Why Multiple Testing Matters
A single test at alpha 0.05 allows a five percent error rate. Ten tests create more room for accidental findings. Bonferroni control keeps the family wise error rate close to the chosen level. It is conservative. That means it may miss weak effects. Yet it is trusted because it is clear, transparent, and easy to audit.
Practical Research Use
Use this tool when comparing several groups, outcomes, models, or survey questions. Enter one p value per line, or separate values with commas. Add labels when you want a cleaner report. Set comparisons to the number of tests in the family. Use the planned number, not only the number that produced small p values. This avoids selective correction.
Reading The Results
The corrected alpha shows the raw p value threshold. The adjusted p value shows the corrected evidence level. Both views lead to the same Bonferroni decision. The summary also counts significant and non significant tests. Export the table when you need documentation for reports, classes, manuscripts, or review notes.
Good Practice
Plan the test family before analysis. Keep related hypotheses together. Do not mix unrelated projects in one correction unless they share one decision family.

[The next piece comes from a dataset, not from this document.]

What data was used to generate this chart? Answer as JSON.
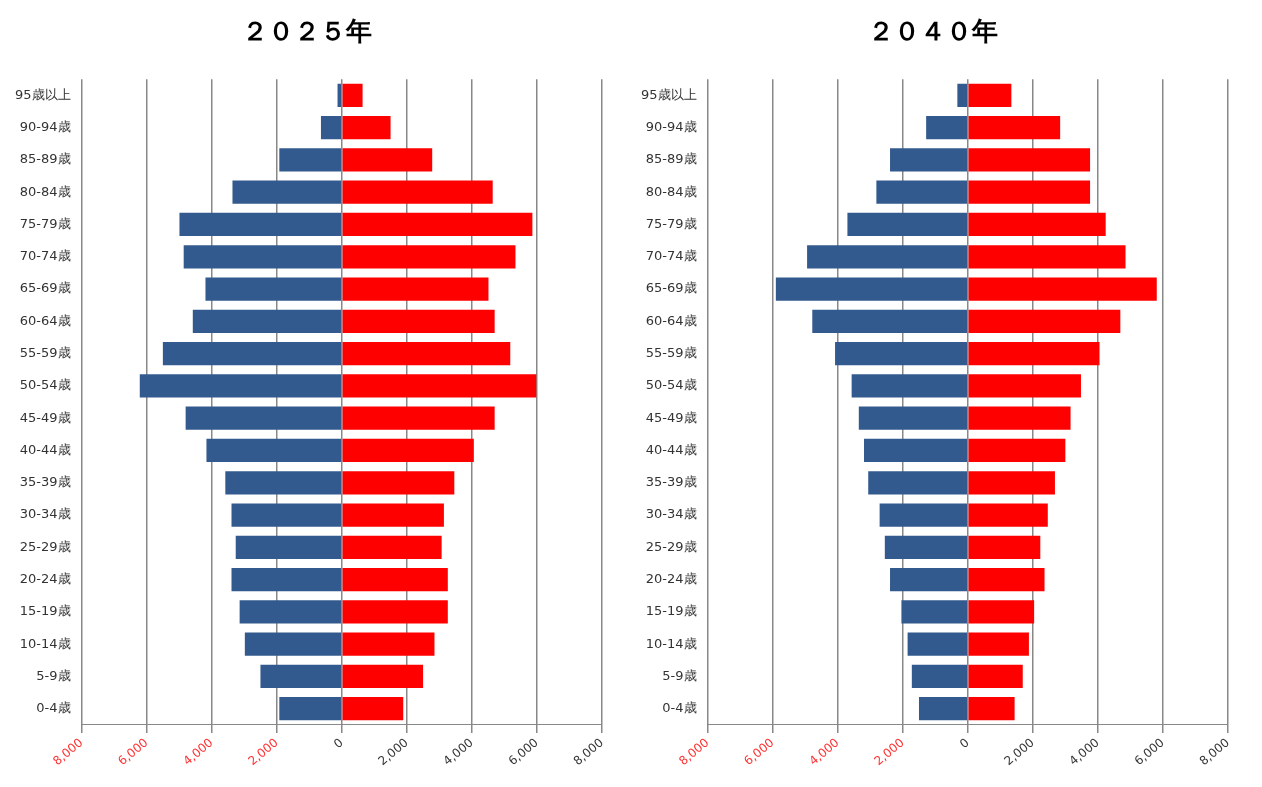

Report raw p values, adjusted p values, alpha, and the comparison count. State that the Bonferroni method was used. Also discuss its conservative nature. For exploratory work, combine this method with effect sizes and confidence intervals. Statistical significance should not replace scientific judgment.
Limits and Alternatives
Bonferroni works best when errors are costly and the test set is not huge. When tests are highly correlated, it can be too strict. Holm adjustment is often more powerful. False discovery rate methods may suit broad screening studies as well.